For instance, many people (like myself), don’t live close enough to a ZipCar to make it useful. If I have to commute 20 minutes to get the car, I might as well just commute for the additional 20 minutes. But imagine being able to simply summon the car, so that it picks you up, takes you where you want to go - perhaps performs some other tasks while you’re busy working, shopping, or whatever - and is there, ready, to drive you home. Not bad. That already would make it a much bigger hit. But it can still go farther.
Self-driving cars can be “smart-cars”. No, I don’t mean anything like AI (“I’m sorry Dave, but I must drive you to work!”), just “smart” as in the “smart-phone” sense. Imagine a group of people finally reaching their train stop after a hard day of work. People could reserve the smart-car for the 5 minute ride home from their phones so that it’s ready and waiting; alternatively, we could even program the car system to estimate how many cars will be necessary and simply have them arrive on their own, saving time and making it more accessible.

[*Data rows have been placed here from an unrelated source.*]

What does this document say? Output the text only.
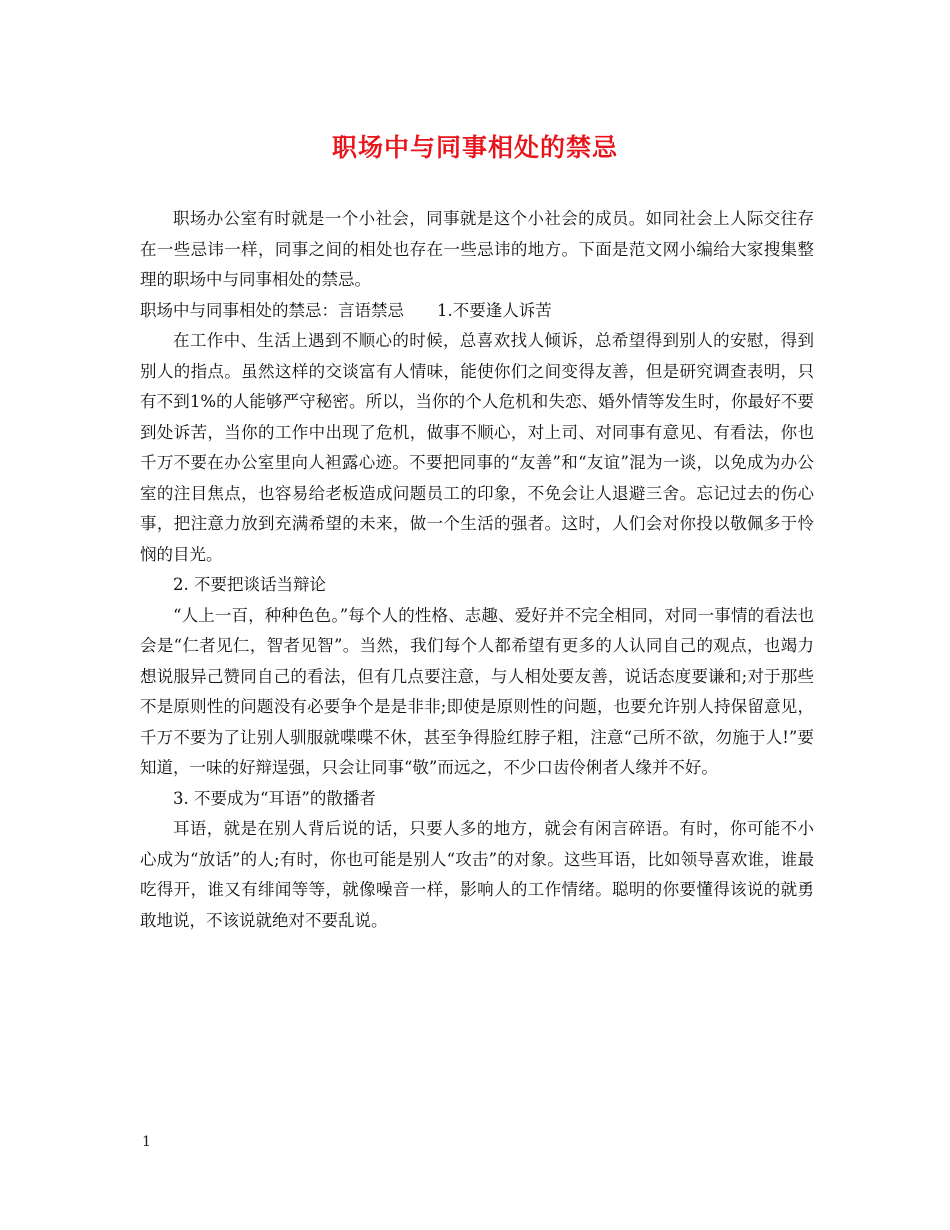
职场中与同事相处的禁忌

职场办公室有时就是一个小社会，同事就是这个小社会的成员。如同社会上人际交往存在一些忌讳一样，同事之间的相处也存在一些忌讳的地方。下面是范文网小编给大家搜集整理的职场中与同事相处的禁忌。

职场中与同事相处的禁忌：言语禁忌　　1.不要逢人诉苦

在工作中、生活上遇到不顺心的时候，总喜欢找人倾诉，总希望得到别人的安慰，得到别人的指点。虽然这样的交谈富有人情味，能使你们之间变得友善，但是研究调查表明，只有不到1%的人能够严守秘密。所以，当你的个人危机和失恋、婚外情等发生时，你最好不要到处诉苦，当你的工作中出现了危机，做事不顺心，对上司、对同事有意见、有看法，你也千万不要在办公室里向人袒露心迹。不要把同事的“友善”和“友谊”混为一谈，以免成为办公室的注目焦点，也容易给老板造成问题员工的印象，不免会让人退避三舍。忘记过去的伤心事，把注意力放到充满希望的未来，做一个生活的强者。这时，人们会对你投以敬佩多于怜悯的目光。

2. 不要把谈话当辩论

“人上一百，种种色色。”每个人的性格、志趣、爱好并不完全相同，对同一事情的看法也会是“仁者见仁，智者见智”。当然，我们每个人都希望有更多的人认同自己的观点，也竭力想说服异己赞同自己的看法，但有几点要注意，与人相处要友善，说话态度要谦和;对于那些不是原则性的问题没有必要争个是是非非;即使是原则性的问题，也要允许别人持保留意见，千万不要为了让别人驯服就喋喋不休，甚至争得脸红脖子粗，注意“己所不欲，勿施于人!”要知道，一味的好辩逞强，只会让同事“敬”而远之，不少口齿伶俐者人缘并不好。

3. 不要成为“耳语”的散播者

耳语，就是在别人背后说的话，只要人多的地方，就会有闲言碎语。有时，你可能不小心成为“放话”的人;有时，你也可能是别人“攻击”的对象。这些耳语，比如领导喜欢谁，谁最吃得开，谁又有绯闻等等，就像噪音一样，影响人的工作情绪。聪明的你要懂得该说的就勇敢地说，不该说就绝对不要乱说。

1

But even more than that. (This next part, btw, I find very exciting but also less certain.) The cars could encourage car-pooling. I regularly see a horde of cars migrating from the train-station to the very same street a few minutes away. Now, with smart-cars in place, there’d be much less reason not to share. And it would be easy, perhaps easier than going alone. Just reserve a car for a particular destination and the system could offer: Car-Pool or Reserve alone? Car-pooling could be optimized by sending people with similar destinations to the same car. And, naturally, reserving a car for one’s self would cost more. (How much? I leave that to the number-crunching folk.) And honestly, for much - if not most - of our day-to-day car uses, why not share? It could be cheaper and perhaps faster, assuming we still use HOV lanes. Do I really need a car for myself to pick up groceries or catch a train? And would it really be so bad to have a few minutes to meet a stranger - or even my neighbor!? (Personally, I like the idea of society becoming a bit less isolationist.)

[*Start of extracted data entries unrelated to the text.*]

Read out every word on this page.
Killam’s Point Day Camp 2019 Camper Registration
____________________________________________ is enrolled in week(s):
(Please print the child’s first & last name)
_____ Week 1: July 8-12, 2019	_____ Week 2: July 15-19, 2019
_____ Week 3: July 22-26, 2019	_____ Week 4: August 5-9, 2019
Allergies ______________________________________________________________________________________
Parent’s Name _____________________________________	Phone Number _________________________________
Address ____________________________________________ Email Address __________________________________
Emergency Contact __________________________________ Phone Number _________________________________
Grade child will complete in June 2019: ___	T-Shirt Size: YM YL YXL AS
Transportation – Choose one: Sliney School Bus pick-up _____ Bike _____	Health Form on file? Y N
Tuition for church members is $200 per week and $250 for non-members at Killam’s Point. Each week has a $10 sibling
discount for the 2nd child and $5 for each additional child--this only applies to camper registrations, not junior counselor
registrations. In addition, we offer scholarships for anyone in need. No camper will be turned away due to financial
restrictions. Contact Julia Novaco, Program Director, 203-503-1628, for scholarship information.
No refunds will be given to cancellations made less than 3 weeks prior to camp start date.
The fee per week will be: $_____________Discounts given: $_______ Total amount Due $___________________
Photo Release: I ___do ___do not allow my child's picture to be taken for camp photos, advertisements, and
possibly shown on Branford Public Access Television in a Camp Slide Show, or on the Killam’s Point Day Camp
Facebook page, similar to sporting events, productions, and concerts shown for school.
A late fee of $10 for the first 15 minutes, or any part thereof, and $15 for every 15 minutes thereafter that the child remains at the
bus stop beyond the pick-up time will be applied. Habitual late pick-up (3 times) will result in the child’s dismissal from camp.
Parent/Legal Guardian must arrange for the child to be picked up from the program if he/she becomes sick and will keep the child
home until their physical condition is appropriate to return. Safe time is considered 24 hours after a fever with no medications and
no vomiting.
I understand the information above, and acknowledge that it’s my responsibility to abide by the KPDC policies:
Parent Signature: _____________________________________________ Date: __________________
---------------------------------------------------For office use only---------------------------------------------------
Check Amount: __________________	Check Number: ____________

I’ll also add that this could provide an excellent opportunity to greatly improve the ratio of “green cars” to conventional cars, because while green cars are improving and prices dropping, it’s still a significant initial investment. For a company or the city, however, it would be quite easy to make that initial investment - and make it back - especially since the price of an “electric mile” is quickly becoming cheaper than that of a “gas mile”. If smart-cars are also green-cars, it’ll allow more people to use green-technology and not feel the unfortunate necessity to buy a gas-guzzler.
In short, we have - now, already - the technology and business models necessary to greatly reduce the amount of cars on the road. This would lead to tremendous gains in driving safety, costs (for everyone, btw, a true win-win), commute times, commute quality, environmental safety, and more.
There’s a lot more that could be said about this idea - and I hope people will!